Virgil Burnett 1928-2012

Biography of Virgil Burnett

Born in 1928 in Wichita, Kansas, Virgil Burnett was an artist, writer, book illustrator, Professor of Fine Arts at the University of Waterloo, and the founder of the Pasdeloup Press. He received a BA in Fine Arts from Columbia University, did his military service in Germany during the Korean War, and earned an MA in Art History from the University of California at Berkeley. He went to France on a Fulbright Fellowship in 1956, and stayed there until 1961, working with master printer Maurice Darantière, known for typesetting James Joyce’s Ulysses (1922). Upon returning to North America, he taught first at Chicago and then at Waterloo. He settled in Stratford, Ontario in 1973, but spent his summers in a small village in France, which became the inspiration for his collection of short stories, Towers at the Edge of A World (1983). Towers was followed by a novella, Comedy of Eros (1984) and another collection of short stories, Farewell Tour (1986), and several other collections of stories and poems. The Pasdeloup Press, founded in the 1960s, published the work of poets such as A.D. Hope, Daryl Hine and Rienzi Cruz, illustrated with Burnett’s drawings, and also produced tributes in word and image to the artists who had most influenced him: A Catafalque for David Hill (1986) memorializes a painter friend from the Paris days, while Edward Melcarth: A Hercynian Memoir was dedicated to the painter and sculptor who had had a profound effect on him as a young man in New York. Burnett illustrated a series of books for the Folio Society, the Limited Editions Club, and other small presses, as well as producing broadsides throughout his career. In the 1990s, he turned to sculpture, specializing in terra cotta renditions of the female form.

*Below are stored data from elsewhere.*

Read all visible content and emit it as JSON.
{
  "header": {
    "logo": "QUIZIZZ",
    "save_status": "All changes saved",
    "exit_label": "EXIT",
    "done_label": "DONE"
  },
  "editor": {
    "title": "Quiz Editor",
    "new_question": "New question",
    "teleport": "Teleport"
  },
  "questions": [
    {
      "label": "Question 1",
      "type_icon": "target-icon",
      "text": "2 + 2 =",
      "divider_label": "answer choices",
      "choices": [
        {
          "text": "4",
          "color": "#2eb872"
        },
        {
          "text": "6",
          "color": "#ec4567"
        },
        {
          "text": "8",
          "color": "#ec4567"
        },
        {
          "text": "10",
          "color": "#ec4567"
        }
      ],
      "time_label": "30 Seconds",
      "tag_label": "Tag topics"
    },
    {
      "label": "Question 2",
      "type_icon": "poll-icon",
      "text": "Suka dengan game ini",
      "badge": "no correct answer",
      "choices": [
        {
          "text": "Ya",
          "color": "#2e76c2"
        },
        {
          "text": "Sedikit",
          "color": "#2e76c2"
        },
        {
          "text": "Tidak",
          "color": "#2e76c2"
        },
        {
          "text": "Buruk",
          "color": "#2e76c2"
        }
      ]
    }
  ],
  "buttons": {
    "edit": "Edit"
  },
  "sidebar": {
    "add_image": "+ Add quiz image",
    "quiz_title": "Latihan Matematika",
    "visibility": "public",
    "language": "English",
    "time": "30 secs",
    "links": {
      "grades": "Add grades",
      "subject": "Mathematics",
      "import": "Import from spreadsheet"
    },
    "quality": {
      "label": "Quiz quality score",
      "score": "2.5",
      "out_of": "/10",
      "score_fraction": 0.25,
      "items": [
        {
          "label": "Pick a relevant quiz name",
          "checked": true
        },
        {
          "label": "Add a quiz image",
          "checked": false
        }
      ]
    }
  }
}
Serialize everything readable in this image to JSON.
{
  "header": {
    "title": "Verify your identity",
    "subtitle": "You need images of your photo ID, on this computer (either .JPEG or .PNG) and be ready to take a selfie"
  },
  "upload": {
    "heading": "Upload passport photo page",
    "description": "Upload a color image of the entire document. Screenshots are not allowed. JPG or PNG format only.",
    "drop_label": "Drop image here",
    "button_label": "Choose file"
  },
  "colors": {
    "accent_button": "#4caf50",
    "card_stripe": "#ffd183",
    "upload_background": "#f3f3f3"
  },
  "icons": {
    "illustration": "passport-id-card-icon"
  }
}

Virgil Burnett died June 8, 2012. Until his very last days, he was still drawing.

Tribute to Virgil Burnett

Professor Virgil Burnett joined the Department of Fine Arts at the University of Waterloo in the early 1970s. In many ways his practice and pedagogy embraced the scope of the department as it was envisioned by the department’s founder Nancy Lou Patterson: that the practice of Fine Arts transcends media and is grounded in art history. Virgil taught drawing, illustration and art history. He left a rich legacy not only in his own work but in the work of the many students he taught over the years. His passion for the arts and for teaching will continue to resonate within the walls of East Campus Hall as each year a student will be awarded the Virgil Burnett Award. For this, we are very grateful to his family.